Sometimes when the old goes away, it is about ushering in something of incredible proportions....
Creation is the act of thought...what a wonderful power we all possess...when the focus involved money...I found it was crippled and tied to ego.
Kind of turns the perspective around...and made an awareness of the energy associated with the interest of self interest...capital gains only for capital....what can we gain as a community in any aspect?
What an awakening process that can be possible. Those who fight to hold on to a dying system will find it difficult to comprehend.
'be the original that everyone copies' Love it!
Hi Marilyn- I hear your passion and appreciate your message. Write on!
Much love to you ladies...
Marilyn, I love this. I love, love, love this. I think so many of us start out falling in love with the art and then get pulled from that path by the promise of....whatever it is that we think we'll get from recognition.
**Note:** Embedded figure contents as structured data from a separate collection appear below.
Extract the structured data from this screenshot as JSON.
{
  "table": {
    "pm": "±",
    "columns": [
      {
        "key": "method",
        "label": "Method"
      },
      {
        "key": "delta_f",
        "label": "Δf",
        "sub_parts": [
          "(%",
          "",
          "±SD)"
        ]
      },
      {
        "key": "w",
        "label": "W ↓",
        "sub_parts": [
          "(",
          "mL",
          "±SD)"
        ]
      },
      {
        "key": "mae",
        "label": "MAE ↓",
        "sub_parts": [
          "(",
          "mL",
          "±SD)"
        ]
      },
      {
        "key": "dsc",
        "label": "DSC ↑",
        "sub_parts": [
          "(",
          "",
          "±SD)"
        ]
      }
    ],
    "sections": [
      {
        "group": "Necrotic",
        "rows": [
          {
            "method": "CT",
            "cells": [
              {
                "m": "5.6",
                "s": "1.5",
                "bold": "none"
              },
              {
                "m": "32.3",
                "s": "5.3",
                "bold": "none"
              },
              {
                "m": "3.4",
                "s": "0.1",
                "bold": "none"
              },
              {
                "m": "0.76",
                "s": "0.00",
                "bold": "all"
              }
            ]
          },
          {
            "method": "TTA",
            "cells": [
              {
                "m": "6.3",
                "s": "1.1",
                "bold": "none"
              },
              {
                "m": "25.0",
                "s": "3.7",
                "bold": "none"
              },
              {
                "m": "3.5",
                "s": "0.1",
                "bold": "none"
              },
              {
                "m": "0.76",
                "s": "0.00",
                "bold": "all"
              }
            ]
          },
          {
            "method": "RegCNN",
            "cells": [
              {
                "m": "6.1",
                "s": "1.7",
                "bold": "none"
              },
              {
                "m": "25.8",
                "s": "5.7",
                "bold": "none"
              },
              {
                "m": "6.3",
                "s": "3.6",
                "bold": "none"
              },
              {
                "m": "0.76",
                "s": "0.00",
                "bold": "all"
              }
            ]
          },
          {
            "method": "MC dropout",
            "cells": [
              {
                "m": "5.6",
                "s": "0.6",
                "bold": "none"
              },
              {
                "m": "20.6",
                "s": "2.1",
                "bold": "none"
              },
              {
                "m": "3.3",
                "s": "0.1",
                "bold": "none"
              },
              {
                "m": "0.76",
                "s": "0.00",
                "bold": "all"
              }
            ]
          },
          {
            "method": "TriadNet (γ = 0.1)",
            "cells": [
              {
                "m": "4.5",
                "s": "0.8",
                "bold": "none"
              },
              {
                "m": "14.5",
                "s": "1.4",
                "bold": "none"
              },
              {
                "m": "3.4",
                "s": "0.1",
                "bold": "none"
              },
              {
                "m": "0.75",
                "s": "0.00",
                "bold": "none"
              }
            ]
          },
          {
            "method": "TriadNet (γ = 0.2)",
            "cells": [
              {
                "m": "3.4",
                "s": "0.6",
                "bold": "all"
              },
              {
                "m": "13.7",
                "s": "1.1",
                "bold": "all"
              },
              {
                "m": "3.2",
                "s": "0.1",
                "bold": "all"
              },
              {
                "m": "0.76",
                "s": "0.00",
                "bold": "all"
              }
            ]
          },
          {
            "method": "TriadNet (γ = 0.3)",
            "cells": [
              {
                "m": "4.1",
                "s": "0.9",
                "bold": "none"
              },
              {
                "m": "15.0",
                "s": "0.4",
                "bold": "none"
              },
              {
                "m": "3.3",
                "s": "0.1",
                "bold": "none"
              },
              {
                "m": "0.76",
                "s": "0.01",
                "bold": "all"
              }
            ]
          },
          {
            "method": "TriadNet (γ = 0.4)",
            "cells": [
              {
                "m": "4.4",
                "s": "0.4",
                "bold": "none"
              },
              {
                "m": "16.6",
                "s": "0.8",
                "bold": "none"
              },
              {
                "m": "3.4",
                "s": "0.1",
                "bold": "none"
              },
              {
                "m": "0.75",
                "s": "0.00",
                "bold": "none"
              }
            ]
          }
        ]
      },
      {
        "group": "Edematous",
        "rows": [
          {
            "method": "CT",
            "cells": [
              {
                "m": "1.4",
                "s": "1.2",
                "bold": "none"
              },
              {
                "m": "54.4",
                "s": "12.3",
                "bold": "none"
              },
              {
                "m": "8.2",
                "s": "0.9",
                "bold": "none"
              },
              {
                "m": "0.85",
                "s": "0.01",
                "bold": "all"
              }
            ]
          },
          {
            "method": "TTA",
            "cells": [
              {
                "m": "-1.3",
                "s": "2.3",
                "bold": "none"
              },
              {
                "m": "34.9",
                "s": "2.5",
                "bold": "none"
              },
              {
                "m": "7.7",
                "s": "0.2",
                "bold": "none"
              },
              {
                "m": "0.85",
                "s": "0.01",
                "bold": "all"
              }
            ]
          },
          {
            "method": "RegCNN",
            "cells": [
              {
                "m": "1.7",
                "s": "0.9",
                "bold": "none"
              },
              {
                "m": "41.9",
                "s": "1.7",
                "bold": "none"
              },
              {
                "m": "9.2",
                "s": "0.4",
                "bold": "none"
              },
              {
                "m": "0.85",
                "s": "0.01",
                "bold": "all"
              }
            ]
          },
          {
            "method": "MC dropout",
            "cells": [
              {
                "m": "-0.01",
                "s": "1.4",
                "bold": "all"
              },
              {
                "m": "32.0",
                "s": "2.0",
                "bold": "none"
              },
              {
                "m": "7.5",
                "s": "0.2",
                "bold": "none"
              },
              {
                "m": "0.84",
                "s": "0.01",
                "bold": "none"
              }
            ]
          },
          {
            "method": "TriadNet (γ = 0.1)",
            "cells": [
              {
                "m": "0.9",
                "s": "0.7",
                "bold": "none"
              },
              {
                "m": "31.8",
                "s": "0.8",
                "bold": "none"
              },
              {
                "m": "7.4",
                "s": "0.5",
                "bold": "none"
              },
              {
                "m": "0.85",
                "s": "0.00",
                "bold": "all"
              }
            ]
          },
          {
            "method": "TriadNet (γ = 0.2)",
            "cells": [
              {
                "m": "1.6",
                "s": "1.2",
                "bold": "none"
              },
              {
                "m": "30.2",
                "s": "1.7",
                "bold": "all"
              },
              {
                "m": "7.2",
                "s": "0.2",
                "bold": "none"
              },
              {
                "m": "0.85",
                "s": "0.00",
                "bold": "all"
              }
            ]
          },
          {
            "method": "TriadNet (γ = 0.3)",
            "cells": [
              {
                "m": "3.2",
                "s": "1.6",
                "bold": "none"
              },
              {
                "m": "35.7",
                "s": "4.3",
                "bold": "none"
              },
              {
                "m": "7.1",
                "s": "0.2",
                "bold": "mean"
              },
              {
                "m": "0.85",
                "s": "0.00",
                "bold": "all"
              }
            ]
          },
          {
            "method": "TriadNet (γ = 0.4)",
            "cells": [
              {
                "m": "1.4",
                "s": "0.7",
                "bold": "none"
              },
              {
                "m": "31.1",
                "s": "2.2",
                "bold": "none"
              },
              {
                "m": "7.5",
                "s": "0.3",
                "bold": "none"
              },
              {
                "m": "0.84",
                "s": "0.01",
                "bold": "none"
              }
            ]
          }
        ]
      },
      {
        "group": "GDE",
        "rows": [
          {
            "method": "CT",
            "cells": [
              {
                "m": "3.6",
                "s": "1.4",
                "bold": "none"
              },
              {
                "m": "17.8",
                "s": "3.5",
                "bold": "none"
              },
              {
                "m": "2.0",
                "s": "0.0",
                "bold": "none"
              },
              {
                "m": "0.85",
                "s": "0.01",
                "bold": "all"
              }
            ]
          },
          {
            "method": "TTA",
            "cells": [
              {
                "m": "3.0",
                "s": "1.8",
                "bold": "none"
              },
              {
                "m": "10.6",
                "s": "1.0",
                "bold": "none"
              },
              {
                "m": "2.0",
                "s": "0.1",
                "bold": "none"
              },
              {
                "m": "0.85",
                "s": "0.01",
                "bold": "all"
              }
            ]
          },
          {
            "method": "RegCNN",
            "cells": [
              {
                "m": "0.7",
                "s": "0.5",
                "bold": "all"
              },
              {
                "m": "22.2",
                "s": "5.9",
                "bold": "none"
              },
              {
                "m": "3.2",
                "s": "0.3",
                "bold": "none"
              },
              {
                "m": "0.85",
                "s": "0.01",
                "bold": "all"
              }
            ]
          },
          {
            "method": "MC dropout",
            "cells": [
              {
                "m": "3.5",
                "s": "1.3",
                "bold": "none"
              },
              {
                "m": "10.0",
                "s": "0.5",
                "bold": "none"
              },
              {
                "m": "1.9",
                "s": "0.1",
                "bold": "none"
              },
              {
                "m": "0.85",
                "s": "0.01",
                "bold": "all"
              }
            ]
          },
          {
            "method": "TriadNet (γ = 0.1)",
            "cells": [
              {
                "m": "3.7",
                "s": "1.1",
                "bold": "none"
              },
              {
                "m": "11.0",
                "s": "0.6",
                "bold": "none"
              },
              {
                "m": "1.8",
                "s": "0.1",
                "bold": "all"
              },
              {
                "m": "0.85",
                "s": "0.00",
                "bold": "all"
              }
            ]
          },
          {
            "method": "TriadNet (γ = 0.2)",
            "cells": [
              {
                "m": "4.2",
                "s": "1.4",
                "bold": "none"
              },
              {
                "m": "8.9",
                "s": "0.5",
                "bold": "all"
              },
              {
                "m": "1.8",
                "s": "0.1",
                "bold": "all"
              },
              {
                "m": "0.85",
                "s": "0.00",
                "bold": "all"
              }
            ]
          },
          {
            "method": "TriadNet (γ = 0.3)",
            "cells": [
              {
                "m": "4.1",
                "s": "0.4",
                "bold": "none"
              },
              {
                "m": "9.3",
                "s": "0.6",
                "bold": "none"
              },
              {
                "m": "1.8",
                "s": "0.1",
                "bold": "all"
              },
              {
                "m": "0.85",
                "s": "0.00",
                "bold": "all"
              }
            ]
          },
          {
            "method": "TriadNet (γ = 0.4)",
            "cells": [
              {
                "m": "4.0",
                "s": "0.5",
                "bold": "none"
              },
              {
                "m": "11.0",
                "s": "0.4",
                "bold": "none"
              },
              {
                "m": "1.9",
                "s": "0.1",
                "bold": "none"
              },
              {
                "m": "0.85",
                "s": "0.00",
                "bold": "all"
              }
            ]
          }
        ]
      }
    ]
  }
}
Yet, it is the act of creating from the heart that is so, so satifying. Thank you for posting this.
I have been having dreams lately...great ones. In my teaching here in China, what has come through, what has kept students from succeeding DESPITE 20 years of trying to learn English has been their fear. They can't speak English, because they seek perfection.
I started having all of them visualize the first time they road their bikes as children. I asked them, did you fall down a few times? "Yes" they responded "The why did you get back on?" I replied. "Because we wanted to learn." One student replied. You have to want to ride the 'bike' in spite of the fear. This is your own race. Not about trying to please others.
I just finished my fifth book. From it I learned an incredible lesson...I am self publishing it...because that is my path I chose for myself. I have different goals that are not tied to the fame monster or marketing that tends to sicken me. I had to trust my feelings and ask why. Because I wasn't afraid to collaborate and show the journey along the way, I have been given opportunities to speak at a University, to have the work even considered for use as part of the academia...
I actually marveled for a moment...and I realized this was the dream...what I visualized...the powerful notion that I could show that it isn't about the mainstream...it is about finding your own stream and in a way that is real and tangible to others.
The work isn't long...but it pulled together an incredible journey that went to the heart of a clear message for me...and for others...to touch others in a way that they could see I didn't write what I wrote for fame or fortune...and had it been published by a large house...this message would have been ignored.
That is why you have to trust yourself. Because what others would advise or have you do...well, but simply...it will take you away from what you are supposed to learn for yourself.